A quarter-century ago, 90 percent of the NHL was North American-born. Now, it's only 65 percent.


This torrent of European talent, let loose a decade ago when the Berlin Wall tumbled down and communism collapsed throughout Europe, has altered not only the NHL's statistics sheet and its standings, but its very personality.


The balance of power clearly shifted to the East during the European-dominated 1998 Olympics in Nagano, Japan, won by the Czech Republic. Canada didn't even medal in its most popular sport, and the only mark left by the United States was on its dormitory room walls.


The trend that began in Nagano is playing out in the NHL. One year after the league was stuck in a defensive mode, unable to free itself from its own neutral zone trap, scoring is up - a byproduct not only of the European influence, but the 4-on-4 overtime format that has significantly cut down on ties.


Scoring leader Jaromir Jagr of Pittsburgh especially likes 4-on-4, and he has proposed the league play it for 60 minutes, every game, every night.

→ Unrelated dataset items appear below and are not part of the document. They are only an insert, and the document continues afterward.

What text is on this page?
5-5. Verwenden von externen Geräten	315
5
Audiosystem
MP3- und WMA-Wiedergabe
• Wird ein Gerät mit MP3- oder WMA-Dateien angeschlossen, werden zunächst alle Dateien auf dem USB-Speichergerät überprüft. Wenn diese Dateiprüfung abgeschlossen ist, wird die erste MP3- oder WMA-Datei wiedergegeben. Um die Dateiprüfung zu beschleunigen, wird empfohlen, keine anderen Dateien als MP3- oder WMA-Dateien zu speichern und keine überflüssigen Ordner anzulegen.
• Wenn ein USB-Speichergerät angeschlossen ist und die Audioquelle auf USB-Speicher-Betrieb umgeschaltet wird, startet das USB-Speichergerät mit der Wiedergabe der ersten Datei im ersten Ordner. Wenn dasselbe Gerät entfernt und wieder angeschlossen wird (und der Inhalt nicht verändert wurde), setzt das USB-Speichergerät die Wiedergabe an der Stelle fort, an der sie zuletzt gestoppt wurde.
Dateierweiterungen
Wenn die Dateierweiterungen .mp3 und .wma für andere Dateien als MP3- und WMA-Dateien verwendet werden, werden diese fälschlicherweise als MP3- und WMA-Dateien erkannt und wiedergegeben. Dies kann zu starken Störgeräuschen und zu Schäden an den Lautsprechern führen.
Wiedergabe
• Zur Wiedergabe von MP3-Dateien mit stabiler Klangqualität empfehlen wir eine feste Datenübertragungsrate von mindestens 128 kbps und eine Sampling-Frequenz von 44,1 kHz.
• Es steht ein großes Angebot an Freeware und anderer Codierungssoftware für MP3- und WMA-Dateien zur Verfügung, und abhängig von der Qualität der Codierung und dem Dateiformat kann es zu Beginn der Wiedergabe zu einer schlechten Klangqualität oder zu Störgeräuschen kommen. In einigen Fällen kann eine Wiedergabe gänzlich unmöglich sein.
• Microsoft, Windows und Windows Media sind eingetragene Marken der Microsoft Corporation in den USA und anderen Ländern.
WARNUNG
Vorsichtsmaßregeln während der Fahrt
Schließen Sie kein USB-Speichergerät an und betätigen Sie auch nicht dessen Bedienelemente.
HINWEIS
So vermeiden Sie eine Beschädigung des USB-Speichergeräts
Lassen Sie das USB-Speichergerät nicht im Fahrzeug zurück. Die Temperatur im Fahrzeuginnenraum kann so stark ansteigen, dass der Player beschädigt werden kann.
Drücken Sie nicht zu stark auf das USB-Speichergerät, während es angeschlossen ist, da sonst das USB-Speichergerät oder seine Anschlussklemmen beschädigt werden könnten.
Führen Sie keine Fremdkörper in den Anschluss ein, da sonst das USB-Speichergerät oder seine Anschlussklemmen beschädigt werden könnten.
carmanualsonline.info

"The players now are so big and strong and the rinks are too small," Jagr said. "If I was going to make hockey better, I would either make the rinks bigger or play 4-on-4 all the time. It's more exciting for the fans; they stand the whole five minutes in overtime."


The Czech Republic's Jagr and Russia's Pavel Bure are heating up a scoring race that previously looked to be a Jagr runaway and now features four Europeans among the top 10 scorers.


Bure and St. Louis forward Pavol Demitra combined Sunday for five of the nine World team goals, all of them scored by Eastern Europeans. Of the game's 13 goals in Toronto's Air Canada Center, only four were by Canadians or Americans.


Uh, oh, Canada.


Wayne Gretzky, now simply the Retired One, thinks he knows why the Canadian influence no longer dominates the NHL.


"The one thing that we seemed to have lost that the Jean Beliveaus, Bobby Orrs and Gordie Howes of the world had is creativity and imagination," Gretzky said. "That creativity was basically founded by the fact they would go to ponds and skate for six, seven, eight hours a day, choose up sides, have two nets and no goalies, and away you go."


Frozen ponds, no doubt, like the one frequented by Gretzky, Howe and Mario Lemieux during the film clip shot during last Friday's television All-Star broadcast. The film, which featured current-day stars Jagr, Bure, Eric Lindros and Paul Kariya playing on a frozen lake, was meant to symbolize the passing of the torch from one NHL generation to the next.


But who would have guessed a few years ago the route traveled by that torch would be through Moscow, not Montreal?


"When you lose players like Wayne Gretzky and Mario in the last short period of time, there's some slack to be pulled in," said Bure, who had three goals and an assist Sunday to win the MVP award and a new truck. "It was like changing generations, and it meant a lot to me."